Maazel's Mahler Cycle 2011: Mahler Symphony No.3

Maazel Mahler Cycle: Symphony No. 3 (Royal Festival Hall, 8th May 2011)
However much Mahler fascinates me it was with a little trepidation I was seated for this two hour, without interval, concert and of course armed myself with a chocolate ice-cream on hearing that once things were started there would be no remerging until the symphony itself finished to sing. Even for a Mahler admirer and for having heard some of his previous works I was not quite prepared for this experience. Two hours without interval may still sound daunting, but I can assure you time evaporated during Maazel’s spellbinding conducting of this Mahler symphony. This was an utterly mesmerising and epic evening.

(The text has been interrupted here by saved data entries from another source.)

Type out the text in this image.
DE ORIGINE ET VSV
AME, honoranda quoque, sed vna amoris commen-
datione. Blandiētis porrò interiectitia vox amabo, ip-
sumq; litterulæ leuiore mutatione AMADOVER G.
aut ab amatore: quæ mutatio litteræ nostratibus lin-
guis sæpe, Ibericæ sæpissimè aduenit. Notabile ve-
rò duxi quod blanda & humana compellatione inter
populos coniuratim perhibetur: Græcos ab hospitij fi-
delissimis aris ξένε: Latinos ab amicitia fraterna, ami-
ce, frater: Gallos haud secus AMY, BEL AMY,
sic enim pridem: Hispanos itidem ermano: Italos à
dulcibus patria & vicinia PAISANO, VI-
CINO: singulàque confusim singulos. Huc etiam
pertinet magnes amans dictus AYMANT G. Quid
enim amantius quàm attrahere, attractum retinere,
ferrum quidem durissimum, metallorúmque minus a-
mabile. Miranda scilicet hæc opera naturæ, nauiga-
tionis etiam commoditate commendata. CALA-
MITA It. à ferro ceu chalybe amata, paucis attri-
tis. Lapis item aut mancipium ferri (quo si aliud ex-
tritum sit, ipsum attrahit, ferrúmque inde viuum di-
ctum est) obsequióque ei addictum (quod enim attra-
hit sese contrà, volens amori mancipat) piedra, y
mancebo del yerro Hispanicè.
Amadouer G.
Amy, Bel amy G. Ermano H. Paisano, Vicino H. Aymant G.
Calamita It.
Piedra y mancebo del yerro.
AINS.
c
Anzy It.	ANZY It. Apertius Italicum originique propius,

As reviewed by the Guardian “Maazel’s Mahler is a cosmic experience” (Guardian, April 2011). Sarah Connolly gave a hauntingly lovely mezzo-soprano rendition of Nietzsche’s “Midnight Song”, especially commendable since Connolly covered for the planned performance by Christianne Stotjin at short notice. The first violinist Zsolt-TihamĂ©r Visontay played with exquisite lucidity and led the strings beautifully in what was some very rousing and intense music making. The final movement in particular is utterly breathtaking and although I have considered some of the concerts I have been to in the past wonderful this is not so much something witnessed as an experience lived that leaves one speechless. The range of moods in the music covers a broad spectrum, from sweet religiosity, slyvestian flora and fauna to gripping passion in the final moments. The journey is one through the landscape of the human soul itself and in its final throes it is piercing, penetrating every cell both physical and metaphysical with its beauty. By doing so the music itself seems capable of transfiguring the human mass receiving its impact. It is a piece that in its closing makes love to the listener’s soul, imbuing it with new feeling, so that you leave changed through having encountered it. To put it in the words of a much more able and much admired music critic, Edward Said, this piece does indeed seem to demonstrate how Mahler's "drawn-out lines" may indeed "signify an ecstatic accepyance of mortality." (E. Said, Music at the Limits, 2009. p. 180) It also complied with a view posited by Donald Mitchell on Mahler, as noted in Said, (ibid) that it is necessary for "the music (to) carry you beyond lines and strict patterns into a heightened form of ritual."  
(Maazel’s cycle continues at the Southbank Centre’s Royal Festival Hall with Mahler’s symphony No.7 on Thursday 26 May 2011 7pm)
Mahler’s music to Nietsche’s incredibly powerful words is indescribable and certainly conveys the depth of the sentiment that “all longing craves eternity.”*
*O Man, take heed!
What does the deep midnight say?
I slept! From deep dreams I have awoken!
The world is deep
And deeper than the day thought!
Deep is its woe!
Longing, deeper still than heartache!
Woe says: Pass hence!
But all longing craves eternity,
Craves deep, deep eternity.

(Midnight song by Friedrich Wilhelm Neitsche 1844-1900 as translasted by William Mann and printed in the performance programme.)